Huang Yuxing's paintings are idiosyncratically based on premeditated different scenes. He applied multiple pure oil paints and acrylics upon canvases, rendering a colorful yet transparent picture. The scenes are fantastical, but simultaneously with quite a few elements of everyday structures or items in his paintings. These elements were dissected and rearranged by Huang to form a new pattern. Trap, Colosseum, Podium and Club of Law Enforcers...many details within these dramatic but concrete scenes explicitly explains the relations between the paintings and their titles, behind which lies a lucid narrative approach. Huang mainly took up the geometric forms, rendering multiple proportions which were painted mainly red, yellow and blue, so as to pose the style of this new series. The works are mainly based on bright yellow, and then partially covered with red, blue and other mixed colors. Huang intentionally leaves some rooms or outlines the subjects, so as to intensify the colors in the paintings. Ostensibly random brushworks make paints streaming down along the canvases.

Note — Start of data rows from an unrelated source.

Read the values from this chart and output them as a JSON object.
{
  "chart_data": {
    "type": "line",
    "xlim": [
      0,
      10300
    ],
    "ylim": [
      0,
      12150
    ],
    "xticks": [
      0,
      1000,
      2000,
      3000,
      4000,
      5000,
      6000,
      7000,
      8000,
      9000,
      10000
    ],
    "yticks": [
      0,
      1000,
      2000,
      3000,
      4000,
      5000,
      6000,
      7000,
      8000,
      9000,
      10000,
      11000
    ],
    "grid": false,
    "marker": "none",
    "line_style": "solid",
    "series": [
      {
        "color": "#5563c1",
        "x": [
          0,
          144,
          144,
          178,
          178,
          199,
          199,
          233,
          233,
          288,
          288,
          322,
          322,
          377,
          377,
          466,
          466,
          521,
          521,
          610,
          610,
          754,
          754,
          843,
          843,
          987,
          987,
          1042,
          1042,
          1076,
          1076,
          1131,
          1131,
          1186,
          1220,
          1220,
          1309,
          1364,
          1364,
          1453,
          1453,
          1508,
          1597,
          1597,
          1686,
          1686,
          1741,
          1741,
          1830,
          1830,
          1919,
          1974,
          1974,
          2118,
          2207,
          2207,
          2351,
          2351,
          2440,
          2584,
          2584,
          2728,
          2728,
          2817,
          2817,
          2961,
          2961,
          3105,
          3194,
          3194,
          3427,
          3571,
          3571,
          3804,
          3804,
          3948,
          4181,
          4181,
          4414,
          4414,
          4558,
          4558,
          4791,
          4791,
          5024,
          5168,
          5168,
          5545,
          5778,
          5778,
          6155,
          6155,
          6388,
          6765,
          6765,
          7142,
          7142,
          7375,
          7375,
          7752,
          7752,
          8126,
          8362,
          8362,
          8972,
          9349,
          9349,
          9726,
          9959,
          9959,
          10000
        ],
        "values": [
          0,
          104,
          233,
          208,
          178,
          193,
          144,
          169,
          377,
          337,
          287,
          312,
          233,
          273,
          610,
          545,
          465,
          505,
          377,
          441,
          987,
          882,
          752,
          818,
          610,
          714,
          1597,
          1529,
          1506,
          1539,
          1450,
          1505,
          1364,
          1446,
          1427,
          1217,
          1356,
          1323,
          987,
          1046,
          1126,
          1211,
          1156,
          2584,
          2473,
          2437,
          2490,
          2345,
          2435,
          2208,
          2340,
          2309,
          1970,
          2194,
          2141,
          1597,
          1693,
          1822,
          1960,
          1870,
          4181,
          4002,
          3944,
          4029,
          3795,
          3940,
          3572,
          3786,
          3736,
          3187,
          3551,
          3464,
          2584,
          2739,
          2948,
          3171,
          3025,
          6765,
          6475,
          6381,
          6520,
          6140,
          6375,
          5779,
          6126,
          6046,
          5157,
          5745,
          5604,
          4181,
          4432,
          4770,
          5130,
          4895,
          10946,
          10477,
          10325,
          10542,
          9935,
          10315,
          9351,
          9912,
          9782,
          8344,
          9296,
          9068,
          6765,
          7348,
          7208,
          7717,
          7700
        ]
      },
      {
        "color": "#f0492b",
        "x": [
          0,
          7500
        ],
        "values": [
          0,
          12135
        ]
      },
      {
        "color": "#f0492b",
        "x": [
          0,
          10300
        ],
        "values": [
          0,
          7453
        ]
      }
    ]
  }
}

Huang’s works end up with obvious characteristics of expressionism. By means of the method, Huang Yuxing represents individuals’ reflections, imaginations and mental fabrications about the surroundings and social milieu. The development of paintings is sluggish nowadays. Compared with other artists in the same generation, Huang Yuxing’s style reveals singularity, which seemingly detached from current social contexts. Yet, there are practically apparent relations with his educational background in the academy, exposing a “fallacious” aesthetic value and “paradoxical” comprehension, which are especially apparent in his latest undertaking. Strong visible impact intertwined with practically thin paints attached to the canvases, endowing the whole picture with an eerie aura. Despite the surrealism prevailing in his paintings, sarcasm about politics, even not explicit or pertinent, serves as the quintessence. Huang’s detachment mirrors a collective consciousness of bunch of people in the same generation. Renouncing conceptualism when star ting painting, Huang typically fulf ills his ar tistic practices along with modernism, imbuing the new surroundings with new significances and values.